Recht einfach gestaltet sich der Umzug auch, wenn Sie unter Windows Thunderbird nutzen. Thunderbird trennt konsequent zwischen Programm-und Benutzerdaten. Letztere befinden sich unter Windows im Ordner „%appdata%\Thunderbird\Profiles\[xxxxxxxx].default“, wobei das „xxxxxxxx“ für eine zufällig generierte Zeichenkombination steht. Wenn Sie alle Daten dieses Ordners kopieren und unter Linux im Home-Ordner unter „~/.thunderbird/[ xxxxxxxx].default/“ einfügen, können Sie sofort mit allen Mails und Einstellungen weiterarbeiten. Vor der Aktion muss Thunderbird unter Linux installiert werden und mindestens einmal gelaufen sein, damit der Ordner „~/.thunderbird/[xxxxxxxx].default/“ existiert. Löschen Sie dann vor der Kopieraktion alle Dateien, die Thunderbird automatisch erstellt hat.

Thunderbird kann auch aushelfen, um die Daten zunächst aus Microsoft Outlook zu importieren. Diese Option bietet das Mailprogramm beim Setup automatisch an. Danach können Sie das Thunderbird-Profil – wie oben beschrieben – nach Linux transportieren.

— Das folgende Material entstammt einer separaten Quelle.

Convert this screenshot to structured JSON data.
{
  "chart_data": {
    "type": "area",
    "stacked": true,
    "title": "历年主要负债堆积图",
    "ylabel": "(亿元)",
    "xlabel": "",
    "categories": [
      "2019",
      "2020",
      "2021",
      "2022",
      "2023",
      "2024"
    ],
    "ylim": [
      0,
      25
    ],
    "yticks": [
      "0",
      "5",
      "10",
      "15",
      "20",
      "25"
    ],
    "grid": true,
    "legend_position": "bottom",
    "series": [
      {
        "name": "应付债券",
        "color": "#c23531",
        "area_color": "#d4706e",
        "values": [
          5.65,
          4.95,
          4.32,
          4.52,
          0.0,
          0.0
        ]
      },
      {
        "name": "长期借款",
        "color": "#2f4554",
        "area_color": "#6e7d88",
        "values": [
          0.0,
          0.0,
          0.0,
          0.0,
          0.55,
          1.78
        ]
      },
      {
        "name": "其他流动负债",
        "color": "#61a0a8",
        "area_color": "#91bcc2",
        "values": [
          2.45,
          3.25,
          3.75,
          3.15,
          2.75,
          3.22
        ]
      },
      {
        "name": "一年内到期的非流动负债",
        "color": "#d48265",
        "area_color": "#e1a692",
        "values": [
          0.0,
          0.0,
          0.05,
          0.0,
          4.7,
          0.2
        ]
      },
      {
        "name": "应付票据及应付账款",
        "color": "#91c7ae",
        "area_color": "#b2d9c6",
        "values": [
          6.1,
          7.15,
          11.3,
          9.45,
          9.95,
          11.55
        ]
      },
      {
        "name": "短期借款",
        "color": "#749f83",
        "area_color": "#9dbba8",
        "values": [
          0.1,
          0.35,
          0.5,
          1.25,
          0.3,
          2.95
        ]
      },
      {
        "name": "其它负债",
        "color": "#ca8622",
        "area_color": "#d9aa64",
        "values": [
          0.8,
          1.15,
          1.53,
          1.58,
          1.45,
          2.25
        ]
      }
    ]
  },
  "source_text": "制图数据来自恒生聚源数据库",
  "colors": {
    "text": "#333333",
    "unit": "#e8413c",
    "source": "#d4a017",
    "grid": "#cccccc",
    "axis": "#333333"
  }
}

Über „Öffnen mit“ weisen Sie einem Dateiformat das gewünschte Anzeige- oder Bearbeitungsprogramm zu.
Vergrößern Über „Öffnen mit“ weisen Sie einem Dateiformat das gewünschte Anzeige- oder Bearbeitungsprogramm zu.

Programmzuordnungen

Welches Standardprogramm für welchen Dateityp zuständig ist, lässt sich unter Linux genauso festlegen wie unter Windows. Der Weg führt in die „Systemeinstellungen“: In Linux Mint finden Sie dort den Punkt „Anwendungen und Wechseldatenträger“. In Ubuntu ist der Punkt etwas verirrt unter „Systemeinstellungen -> Informationen -> Vorgabeanwendungen“. Wie Sie dort feststellen werden, führt das allerdings nicht in die Tiefe: Hier lassen sich nur einige Standards wie Browser, Mailprogramm oder Bildbetrachter definieren.

Genauere Zuweisungen erledigen Sie mit dem Dateimanager und direkt mit dem jeweiligen Dateityp: Unter Linux Mint ist das erneut logischer gelöst. Wenn Sie nach Rechtsklick „Öffnen mit -> Andere Anwendung“ wählen, erhalten Sie unter dem Auswahlfenster der vorhandenen Programme die Schaltfläche „Als Standard festlegen“. Unter Ubuntu ist „Öffnen mit -> Andere Anwendung“ hingegen nur eine temporäre Angelegenheit. Für eine dauerhafte Zuweisung müssen Sie das Kontextmenü „Eigenschaften -> Öffnen mit“ verwenden. Hier gibt es dann den Punkt „Als Vorgabe festlegen“.